I almost fell off my chair this weekend when I read through Oracle's recent earnings call. The first thing that came to mind was the Jimmy Buffett song...the second thing that came to mind was the Peanuts. Let me share a sampling of quotes/headlines from the past 5 years:

Exhibit A
"I think the merger integration is complete. I'm not concerned with the development of PeopleSoft 9, J.D. Edwards 8.12 or Oracle 12," Ellison said Tuesday at a press conference to launch the newly merged company. "My biggest focus is on Project Fusion. That is where my focus will be for the next several years." - Larry Ellison

Exhibit B
"Ellison announced that the first Fusion applications would come out early in 2008, focusing on salesforce automation, with pre-built integration packs for Oracle’s E-Business Suite ERP."

Exhibit C
"Final comments by Ellison indicated that Version 1 of Fusion Applications will be released in 2010."

Exhibit D
"As I watched the live webcast of the Keynote tonight at the Oracle Openworld 2010, Larry finally announced the launch of Fusion Apps."

Exhibit E
"The other thing is Fusion is right around the corner, and our customers are seeing us to deliver this new technology. "-Larry Ellison

Now, let me give you the dates on each of these headlines/quotes:

Exhibit A - January 18, 2005
Exhibit B - November 14, 2007
Exhibit C - October 14, 2009
Exhibit D - September 19, 2010
Exhibit E - Last week (12/16 to be precise)
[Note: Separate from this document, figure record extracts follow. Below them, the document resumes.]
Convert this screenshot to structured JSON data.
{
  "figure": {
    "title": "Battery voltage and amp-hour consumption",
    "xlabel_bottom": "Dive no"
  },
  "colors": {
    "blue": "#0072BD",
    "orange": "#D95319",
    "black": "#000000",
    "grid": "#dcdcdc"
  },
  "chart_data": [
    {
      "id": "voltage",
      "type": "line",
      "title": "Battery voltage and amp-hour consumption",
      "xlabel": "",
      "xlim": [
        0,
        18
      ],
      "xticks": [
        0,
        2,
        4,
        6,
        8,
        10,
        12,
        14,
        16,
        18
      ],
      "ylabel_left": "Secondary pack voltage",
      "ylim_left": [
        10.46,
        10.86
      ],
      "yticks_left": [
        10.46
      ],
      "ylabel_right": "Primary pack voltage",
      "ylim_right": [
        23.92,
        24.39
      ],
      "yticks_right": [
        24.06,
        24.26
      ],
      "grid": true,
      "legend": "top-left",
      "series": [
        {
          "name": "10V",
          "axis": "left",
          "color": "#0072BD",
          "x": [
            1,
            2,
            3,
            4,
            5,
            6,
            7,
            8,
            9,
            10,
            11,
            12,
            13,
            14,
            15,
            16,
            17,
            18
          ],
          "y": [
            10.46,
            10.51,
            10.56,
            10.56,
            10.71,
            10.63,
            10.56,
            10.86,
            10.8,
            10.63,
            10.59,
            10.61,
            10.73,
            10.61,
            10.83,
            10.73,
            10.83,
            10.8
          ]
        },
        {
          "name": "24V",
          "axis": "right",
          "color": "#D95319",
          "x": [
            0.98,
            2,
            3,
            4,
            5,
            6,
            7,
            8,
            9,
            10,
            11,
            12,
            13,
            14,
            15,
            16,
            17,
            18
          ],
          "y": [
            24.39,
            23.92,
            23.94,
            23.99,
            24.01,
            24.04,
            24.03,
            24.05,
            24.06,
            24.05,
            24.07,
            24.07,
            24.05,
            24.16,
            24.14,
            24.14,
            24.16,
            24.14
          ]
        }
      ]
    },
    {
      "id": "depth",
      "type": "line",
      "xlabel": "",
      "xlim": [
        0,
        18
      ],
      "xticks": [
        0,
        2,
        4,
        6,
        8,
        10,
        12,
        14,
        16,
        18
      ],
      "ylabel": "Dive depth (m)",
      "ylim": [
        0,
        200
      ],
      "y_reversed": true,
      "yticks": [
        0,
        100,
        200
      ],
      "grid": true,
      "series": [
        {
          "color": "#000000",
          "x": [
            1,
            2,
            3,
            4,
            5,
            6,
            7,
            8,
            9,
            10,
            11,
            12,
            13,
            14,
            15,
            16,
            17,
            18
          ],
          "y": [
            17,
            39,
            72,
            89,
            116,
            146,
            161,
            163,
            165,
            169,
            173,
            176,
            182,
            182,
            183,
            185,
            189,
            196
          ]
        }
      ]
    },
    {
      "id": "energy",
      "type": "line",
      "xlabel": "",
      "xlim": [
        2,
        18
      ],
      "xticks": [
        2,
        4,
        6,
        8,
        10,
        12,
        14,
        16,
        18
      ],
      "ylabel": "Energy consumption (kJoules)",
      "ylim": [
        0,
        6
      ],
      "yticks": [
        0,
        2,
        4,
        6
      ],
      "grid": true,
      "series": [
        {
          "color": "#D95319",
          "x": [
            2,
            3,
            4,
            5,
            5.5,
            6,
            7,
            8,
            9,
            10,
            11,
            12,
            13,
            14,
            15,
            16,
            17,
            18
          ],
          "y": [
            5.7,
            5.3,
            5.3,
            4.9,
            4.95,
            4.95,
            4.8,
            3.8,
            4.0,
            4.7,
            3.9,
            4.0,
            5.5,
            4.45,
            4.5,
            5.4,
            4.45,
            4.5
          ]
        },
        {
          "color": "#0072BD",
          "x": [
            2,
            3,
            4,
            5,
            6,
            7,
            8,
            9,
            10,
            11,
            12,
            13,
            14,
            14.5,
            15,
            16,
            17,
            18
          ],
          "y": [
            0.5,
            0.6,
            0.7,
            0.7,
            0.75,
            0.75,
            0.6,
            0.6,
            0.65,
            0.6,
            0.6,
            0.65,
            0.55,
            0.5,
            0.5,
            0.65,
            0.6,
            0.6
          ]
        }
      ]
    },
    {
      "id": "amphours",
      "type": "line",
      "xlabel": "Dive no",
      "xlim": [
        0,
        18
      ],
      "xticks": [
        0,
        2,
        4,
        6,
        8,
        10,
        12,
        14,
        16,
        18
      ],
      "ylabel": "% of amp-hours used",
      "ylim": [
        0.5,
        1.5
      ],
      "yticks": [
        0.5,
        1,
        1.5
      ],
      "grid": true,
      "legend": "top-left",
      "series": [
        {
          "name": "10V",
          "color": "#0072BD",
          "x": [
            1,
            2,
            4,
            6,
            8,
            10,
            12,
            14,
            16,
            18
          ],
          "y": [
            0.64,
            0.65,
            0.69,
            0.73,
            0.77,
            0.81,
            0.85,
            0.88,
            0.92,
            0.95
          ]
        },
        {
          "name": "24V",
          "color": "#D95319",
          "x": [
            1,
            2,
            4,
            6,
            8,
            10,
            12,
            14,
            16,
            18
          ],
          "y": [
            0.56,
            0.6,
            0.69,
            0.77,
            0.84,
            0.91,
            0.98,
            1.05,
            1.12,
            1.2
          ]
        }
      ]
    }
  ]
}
Seriously, does Oracle think that we are all Charlie Brown?

How to think about clients

"Part of the reason the Oracle culture is so strong in the field is because we feel we own the accounts, own the customers," said Phillips.

Believe it or not, I am not making this quote up. He, Phillips, actually said this. The Phillips I am referring to is Charles Phillips, the President of Oracle Corporation. He actually believes, and it is obvious that he is proliferating this culture in his company, that clients want to be 'owned'. Perhaps I am naive, but I haven't met many clients that like to be 'owned' and treated as if they are someones 'property' to be exploited. On the other hand, you could credit Oracle with the fact that their 'we own our customers' philosophy has driven short-term results. Raising prices, exploiting ELA's, and aggressive contractual maneuvering are all things that you can do to drive results, when you believe that you 'own' your clients.
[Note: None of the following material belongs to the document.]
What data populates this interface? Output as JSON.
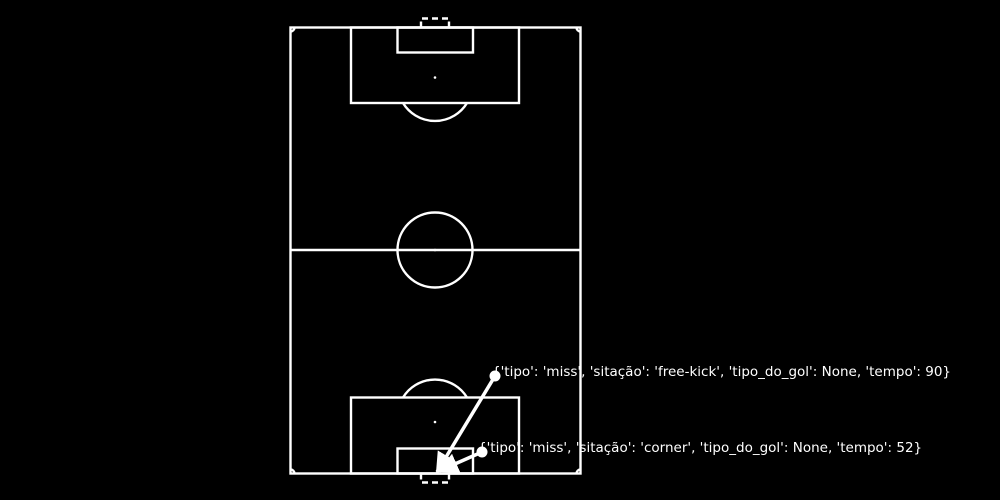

Personally, I have always been focused on delighting clients versus 'owing' them. I think it is how they preferred to be treated and I am willing to go as far as I need to in order to earn their trust/friendship. 

I have also subscribed to Jeff Bezos' theory of obsessing over customers and the Tony Hsieh philosophy  of Delivering Happiness to clients.

Certainly, we are not perfect in this category, but I try to focus on getting us better at it every day.


One of the lies being perpetrated by Oracle is the fact that some Informix clients are considering other database options. In reality, every client considers other database options, as that keeps everyone honest. In fact, I am aware of over 200 clients that have moved off of Oracle recently. Let's be honest, if there is a company susceptible to losing clients, its Oracle. Does anyone know a client that likes Oracle?

On the subject of Informix, some have asked about our strategy. I have done my best to lay it out here. Feedback always welcome.

Two Truths and a Lie

There is a classic party game called Two Truths and a Lie. In short, the game involves each individual participating to make 3 statements, 2 of which are true and 1 of which is a lie. The others in the party are challenged to guess which one of the statements is a lie.

It occurred to me that many companies in the Software industry seem to be playing this game every day. In a recent interview, Steve Mills alluded to this when he highlighted the fact that Oracle operates with the perspective that "lies that go unchallenged become the truth".

While I have blogged within IBM's intranet for years, I felt it was time that I start to share some thoughts publicly. After all, someone needs to start to challenge the lies openly.